Koroteev, Dmitry Anatolyevich (Schlumberger) | Dinariev, Oleg (Schlumberger) | Evseev, Nikolay (Schlumberger) | Klemin, Denis Vladimirovich (Schlumberger R&D Inc.) | Safonov, Sergey (Schlumberger) | Gurpinar, Omer M. (Schlumberger) | Berg, Steffen (Shell Global Solutions International BV) | vanKruijsdijk, Cor (Shell) | Myers, Michael (Shell) | Hathon, Lori Andrea (Shell International E&P Co.) | de Jong, Hilko (Shell Oil Co.) | Armstrong, Ryan (Shell)
Fast and reliable EOR process selection is a critical step in any EOR project. The digital rock (DR) approach jointly developed by Shell and SLB is aimed to be the smallest scale yet advanced EOR Pilot technology. In this document, we describe the application of DR technology for screening of different EOR mechanisms at pore-scale focused to enhance recovery from a particular reservoir formation. For EOR applications DR brings unique capabilities as it can fully describe different multiphase flow properties at different regimes.
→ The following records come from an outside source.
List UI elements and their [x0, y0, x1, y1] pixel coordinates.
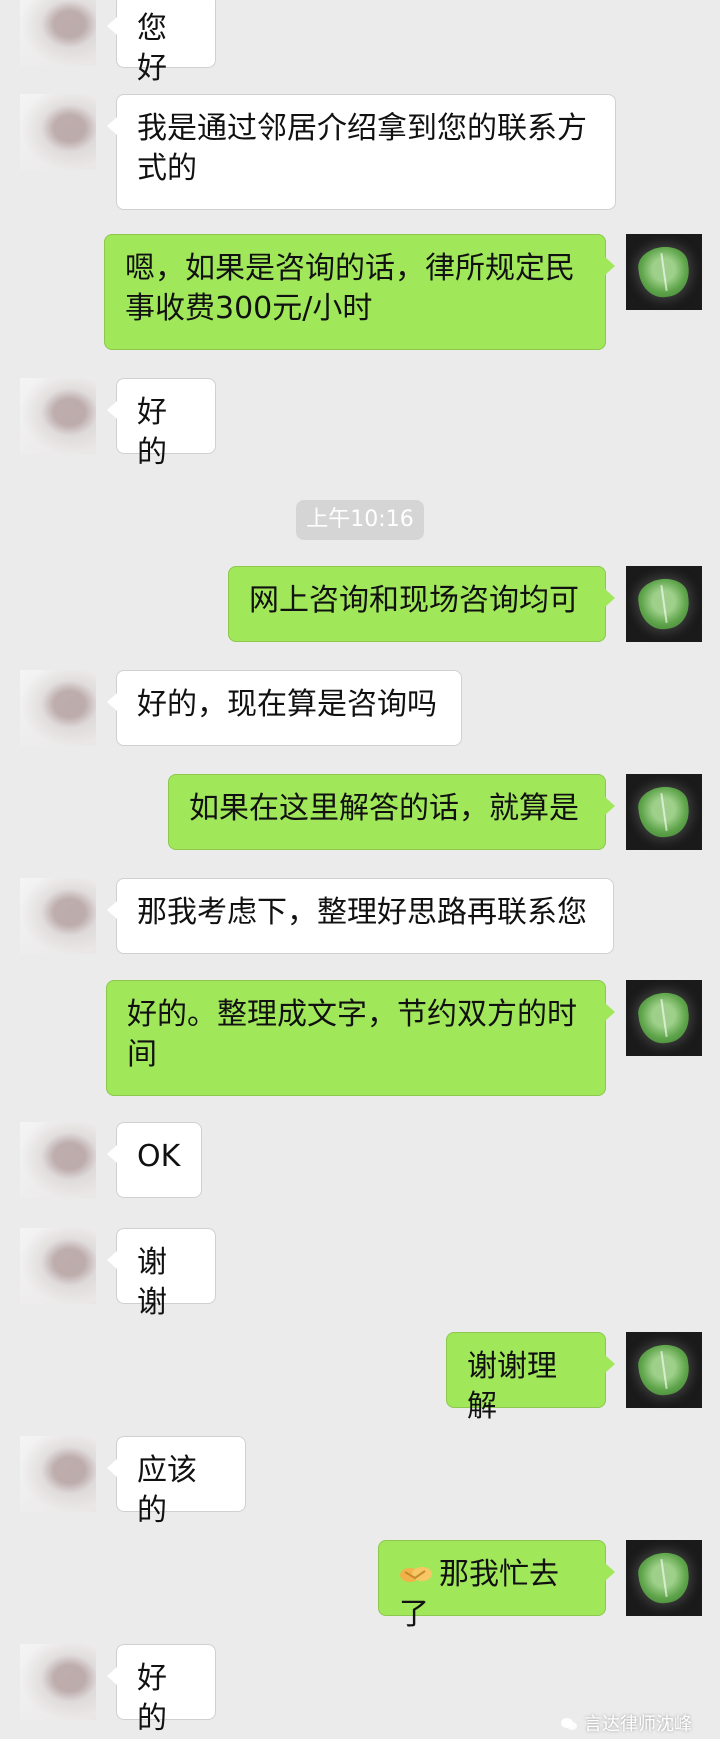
leaf-avatar-icon — [635, 783, 693, 841]
timestamp: 上午10:16 — [296, 500, 424, 540]
message-bubble-incoming[interactable]: 好的，现在算是咨询吗 — [107, 670, 462, 746]
contact-avatar[interactable] — [20, 878, 96, 954]
contact-avatar[interactable] — [20, 1122, 96, 1198]
leaf-avatar-icon — [635, 989, 693, 1047]
contact-avatar[interactable] — [20, 1436, 96, 1512]
my-avatar[interactable] — [626, 1332, 702, 1408]
wechat-icon — [561, 1718, 577, 1730]
my-avatar[interactable] — [626, 1540, 702, 1616]
message-bubble-outgoing[interactable]: 谢谢理解 — [446, 1332, 615, 1424]
watermark: 言达律师沈峰 — [560, 1710, 692, 1736]
message-bubble-incoming[interactable]: 好的 — [107, 378, 216, 470]
contact-avatar[interactable] — [20, 670, 96, 746]
message-bubble-incoming[interactable]: 应该的 — [107, 1436, 246, 1528]
my-avatar[interactable] — [626, 980, 702, 1056]
message-bubble-incoming[interactable]: 那我考虑下，整理好思路再联系您 — [107, 878, 614, 954]
message-bubble-outgoing[interactable]: 好的。整理成文字，节约双方的时间 — [106, 980, 615, 1096]
message-bubble-outgoing[interactable]: 嗯，如果是咨询的话，律所规定民事收费300元/小时 — [104, 234, 615, 350]
leaf-avatar-icon — [635, 1341, 693, 1399]
my-avatar[interactable] — [626, 234, 702, 310]
message-bubble-incoming[interactable]: 我是通过邻居介绍拿到您的联系方式的 — [107, 94, 616, 210]
contact-avatar[interactable] — [20, 378, 96, 454]
message-bubble-outgoing[interactable]: 网上咨询和现场咨询均可 — [228, 566, 615, 642]
message-bubble-incoming[interactable]: 您好 — [107, 0, 216, 86]
watermark-text: 言达律师沈峰 — [584, 1714, 692, 1735]
leaf-avatar-icon — [635, 243, 693, 301]
message-bubble-outgoing[interactable]: 那我忙去了 — [378, 1540, 615, 1632]
contact-avatar[interactable] — [20, 94, 96, 170]
contact-avatar[interactable] — [20, 0, 96, 66]
message-bubble-incoming[interactable]: 谢谢 — [107, 1228, 216, 1320]
my-avatar[interactable] — [626, 566, 702, 642]
my-avatar[interactable] — [626, 774, 702, 850]
contact-avatar[interactable] — [20, 1644, 96, 1720]
contact-avatar[interactable] — [20, 1228, 96, 1304]
leaf-avatar-icon — [635, 1549, 693, 1607]
message-bubble-outgoing[interactable]: 如果在这里解答的话，就算是 — [168, 774, 615, 850]
leaf-avatar-icon — [635, 575, 693, 633]
message-bubble-incoming[interactable]: OK — [107, 1122, 202, 1198]
handshake-icon — [400, 1567, 432, 1582]
message-bubble-incoming[interactable]: 好的 — [107, 1644, 216, 1736]
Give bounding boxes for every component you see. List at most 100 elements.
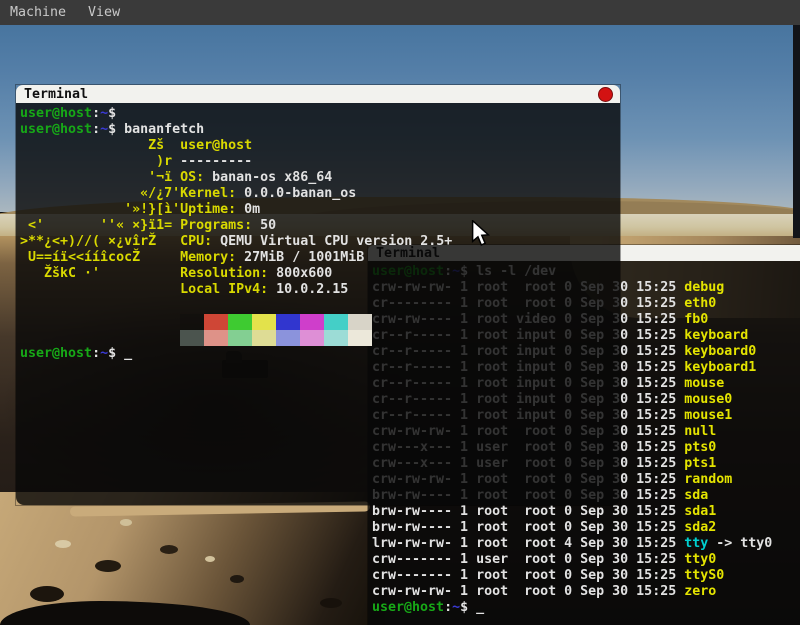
- prompt-path: ~: [100, 122, 108, 137]
- file-name: mouse: [684, 376, 724, 391]
- fetch-label: Local IPv4:: [180, 282, 268, 297]
- file-meta: brw-rw---- 1 root root 0 Sep 30 15:25: [372, 504, 684, 519]
- fetch-art: )r: [20, 154, 180, 169]
- fetch-value: QEMU Virtual CPU version 2.5+: [212, 234, 452, 249]
- fetch-value: 0m: [236, 202, 260, 217]
- prompt-dollar: $: [108, 346, 124, 361]
- prompt-dollar: $: [460, 600, 476, 615]
- fetch-art: [20, 282, 180, 297]
- terminal-window-focused: Terminal user@host:~$ user@host:~$ banan…: [16, 85, 620, 505]
- palette-swatch: [228, 330, 252, 346]
- fetch-art: <' ''« ×}ï1=: [20, 218, 180, 233]
- window-title: Terminal: [24, 87, 599, 102]
- file-name: ttyS0: [684, 568, 724, 583]
- fetch-art: ŽškC ·': [20, 266, 180, 281]
- prompt-user: user@host: [372, 600, 444, 615]
- fetch-label: CPU:: [180, 234, 212, 249]
- fetch-art: Zš: [20, 138, 180, 153]
- file-meta: lrw-rw-rw- 1 root root 4 Sep 30 15:25: [372, 536, 684, 551]
- palette-swatch: [252, 314, 276, 330]
- file-name: pts0: [684, 440, 716, 455]
- fetch-art: >**¿<+)//( ×¿vîrŽ: [20, 234, 180, 249]
- fetch-value: ---------: [180, 154, 252, 169]
- wallpaper-rock: [160, 545, 178, 554]
- file-name: sda2: [684, 520, 716, 535]
- fetch-art: U==íï<<ííîcocŽ: [20, 250, 180, 265]
- fetch-art: '¬ï: [20, 170, 180, 185]
- fetch-value: 10.0.2.15: [268, 282, 348, 297]
- prompt-colon: :: [444, 600, 452, 615]
- file-name: keyboard0: [684, 344, 756, 359]
- file-name: keyboard: [684, 328, 748, 343]
- prompt-colon: :: [92, 106, 100, 121]
- prompt-path: ~: [100, 346, 108, 361]
- prompt-user: user@host: [20, 106, 92, 121]
- menu-machine[interactable]: Machine: [10, 5, 66, 20]
- terminal-screen[interactable]: user@host:~$ user@host:~$ bananfetch Zš …: [16, 103, 620, 505]
- wallpaper-rock: [95, 560, 121, 572]
- menu-bar: Machine View: [0, 0, 800, 25]
- fetch-line: U==íï<<ííîcocŽ Memory: 27MiB / 1001MiB: [20, 250, 620, 266]
- fetch-label: Memory:: [180, 250, 236, 265]
- fetch-line: '¬ï OS: banan-os x86_64: [20, 170, 620, 186]
- wallpaper-rock: [320, 598, 342, 608]
- wallpaper-rock: [30, 586, 64, 602]
- fetch-label: OS:: [180, 170, 204, 185]
- file-row: crw------- 1 root root 0 Sep 30 15:25 tt…: [372, 568, 800, 584]
- fetch-line: '»!}[ì'Uptime: 0m: [20, 202, 620, 218]
- file-row: brw-rw---- 1 root root 0 Sep 30 15:25 sd…: [372, 504, 800, 520]
- palette-swatch: [348, 330, 372, 346]
- wallpaper-rock: [120, 519, 132, 526]
- file-link-target: -> tty0: [708, 536, 772, 551]
- fetch-label: Resolution:: [180, 266, 268, 281]
- file-name: mouse0: [684, 392, 732, 407]
- fetch-value: 800x600: [268, 266, 332, 281]
- wallpaper-rock: [55, 540, 71, 548]
- fetch-label: Uptime:: [180, 202, 236, 217]
- file-meta: crw------- 1 root root 0 Sep 30 15:25: [372, 568, 684, 583]
- fetch-line: «/¿7'Kernel: 0.0.0-banan_os: [20, 186, 620, 202]
- fetch-art: '»!}[ì': [20, 202, 180, 217]
- palette-swatch: [276, 330, 300, 346]
- file-name: random: [684, 472, 732, 487]
- palette-swatch: [204, 330, 228, 346]
- palette-swatch: [228, 314, 252, 330]
- file-name: tty0: [684, 552, 716, 567]
- prompt-dollar: $: [108, 122, 124, 137]
- fetch-line: ŽškC ·' Resolution: 800x600: [20, 266, 620, 282]
- close-button[interactable]: [599, 88, 612, 101]
- text-cursor: _: [476, 600, 484, 615]
- file-name: eth0: [684, 296, 716, 311]
- shell-prompt-line: user@host:~$ _: [20, 346, 620, 362]
- fetch-value: 0.0.0-banan_os: [236, 186, 356, 201]
- palette-swatch: [180, 314, 204, 330]
- menu-view[interactable]: View: [88, 5, 120, 20]
- fetch-line: Local IPv4: 10.0.2.15: [20, 282, 620, 298]
- file-name: fb0: [684, 312, 708, 327]
- wallpaper-rock: [205, 556, 215, 562]
- prompt-colon: :: [92, 122, 100, 137]
- file-name: sda1: [684, 504, 716, 519]
- fetch-line: )r ---------: [20, 154, 620, 170]
- window-titlebar[interactable]: Terminal: [16, 85, 620, 103]
- file-name: mouse1: [684, 408, 732, 423]
- wallpaper-rock: [230, 575, 244, 583]
- file-row: crw------- 1 user root 0 Sep 30 15:25 tt…: [372, 552, 800, 568]
- prompt-user: user@host: [20, 122, 92, 137]
- file-meta: crw------- 1 user root 0 Sep 30 15:25: [372, 552, 684, 567]
- blank-line: [20, 298, 620, 314]
- palette-swatch: [180, 330, 204, 346]
- palette-swatch: [324, 314, 348, 330]
- fetch-value: 27MiB / 1001MiB: [236, 250, 364, 265]
- palette-swatch: [324, 330, 348, 346]
- shell-prompt-line: user@host:~$: [20, 106, 620, 122]
- command-text: bananfetch: [124, 122, 204, 137]
- file-name: tty: [684, 536, 708, 551]
- shell-prompt-line: user@host:~$ _: [372, 600, 800, 616]
- file-name: sda: [684, 488, 708, 503]
- fetch-line: Zš user@host: [20, 138, 620, 154]
- prompt-path: ~: [452, 600, 460, 615]
- fetch-label: Kernel:: [180, 186, 236, 201]
- file-name: keyboard1: [684, 360, 756, 375]
- wallpaper-edge-strip: [793, 25, 800, 238]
The vital part of the proposed approach is the high-efficient pore-scale simulation technology called Direct Hydrodynamics (DHD) Simulator. DHD is based on a density functional approach applied for hydrodynamics of complex systems. Currently, DHD is benchmarked against multiple analytical solutions and experimental tests and optimized for high performance (HPC) computing. It can handle many physical phenomena: multiphase compositional flows with phase transitions, different types of fluid-rock and fluid-fluid interactions with different types of fluid rheology. As an input data DHD uses 3D pore texture and composition of rocks with distributed micro-scale wetting properties and pore fluid model (PVT, rheology, diffusion coefficients, and adsorption model). In a particular case, the pore geometry comes from 3D X-ray microtomographic images of a rock sample. The fluid model is created from lab data on fluid characterization. The output contains the distribution of components, velocity and pressure fields at different stages of displacement process. Several case studies are demonstrated in this work and include comparative analysis of effectiveness of applications of different chemical EOR agents performed on digitized core samples.